Like some popular Nigerian DJs have been doing in recent years, including DJ Xclusive, DJ Cuppy, DJ Spinall, DJ Tunes, DJ Jimmy Jatt, among others, mixing disc jockeying and producing singles, EPs and music albums, the talented DJ Balor, who has performed internationally, including in Turkey, has joined the fray.
For DJ Balor, it’s therapeutic to combine both, for he gets to hear what others don’t hear. This also comes with an eclectic music taste for the artiste, who recently won the popular Jimmy Jump competition judged by veteran DJ Jimmy Jatt, among others.
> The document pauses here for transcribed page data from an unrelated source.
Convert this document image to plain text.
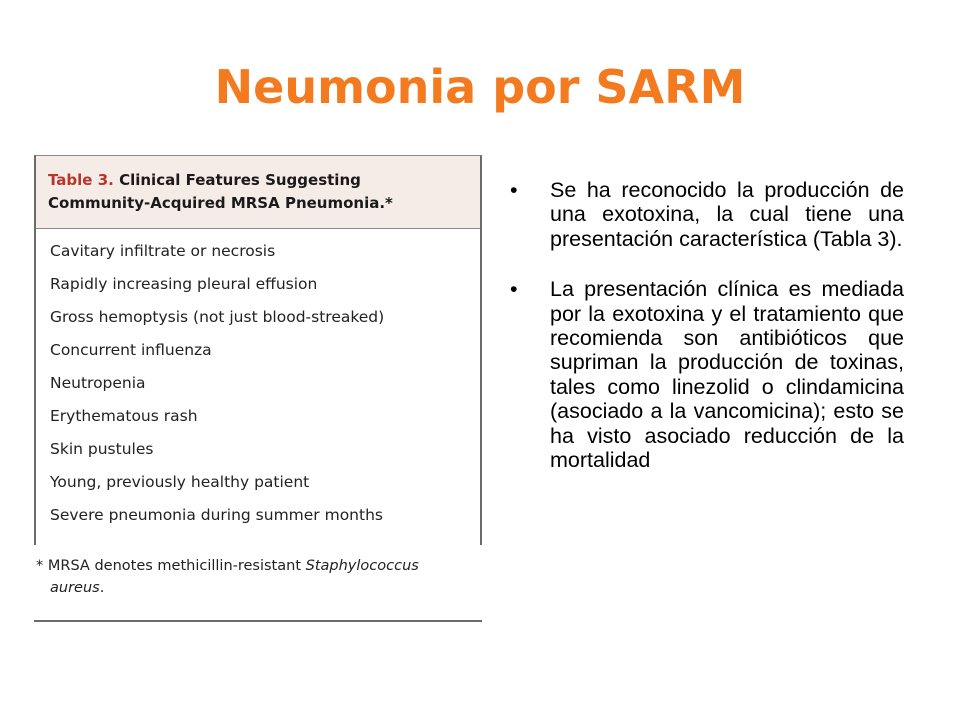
Neumonia por SARM
Table 3. Clinical Features Suggesting Community-Acquired MRSA Pneumonia.*
Cavitary infiltrate or necrosis
Rapidly increasing pleural effusion
Gross hemoptysis (not just blood-streaked)
Concurrent influenza
Neutropenia
Erythematous rash
Skin pustules
Young, previously healthy patient
Severe pneumonia during summer months
* MRSA denotes methicillin-resistant Staphylococcus
aureus.
•	Se ha reconocido la producción de una exotoxina, la cual tiene una presentación característica (Tabla 3).
•	La presentación clínica es mediada por la exotoxina y el tratamiento que recomienda son antibióticos que supriman la producción de toxinas, tales como linezolid o clindamicina (asociado a la vancomicina); esto se ha visto asociado reducción de la mortalidad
Two new singles of the fast rising artiste – Sere featuring Pasha and Amapiano Riddim – are tunes bridging colonial ruptures and propagating diasporic vibes by leaning on Afrobeats, Caribbean, Amapiano, Jazzy and R&B influences without sounding implosive. The blend creates a crossover effect meant to compete across cultures.
Sere is a sonic, party banger that instantly gets you jiving, whether you are in California, London, Kingston, Lagos, Nairobi or Jo’burg. It is an intersection of feel-good Afrobeats vibes with dancehall reggae, rendered in a husky, patios-laden voice. At once, it is a deep mesh of ornate local Nigerian flavour with gaily-toned bars and racy melodies.
The word “sere” denotes “play” in Yoruba, and the lyrics of this collabo are a serenade reverencing a female lover. It blends four languages – English, pidgin English, Jamaican patois and Yoruba – amid a singalong chorus: You causing the Gobe… Eya hee/There is something on your waist…. Eya hee. The transitions of this song project a sonic brilliance, and the minimal instrumentations of R&B at different breaks heighten the sound bites to levitate seamlessly to breathing verses.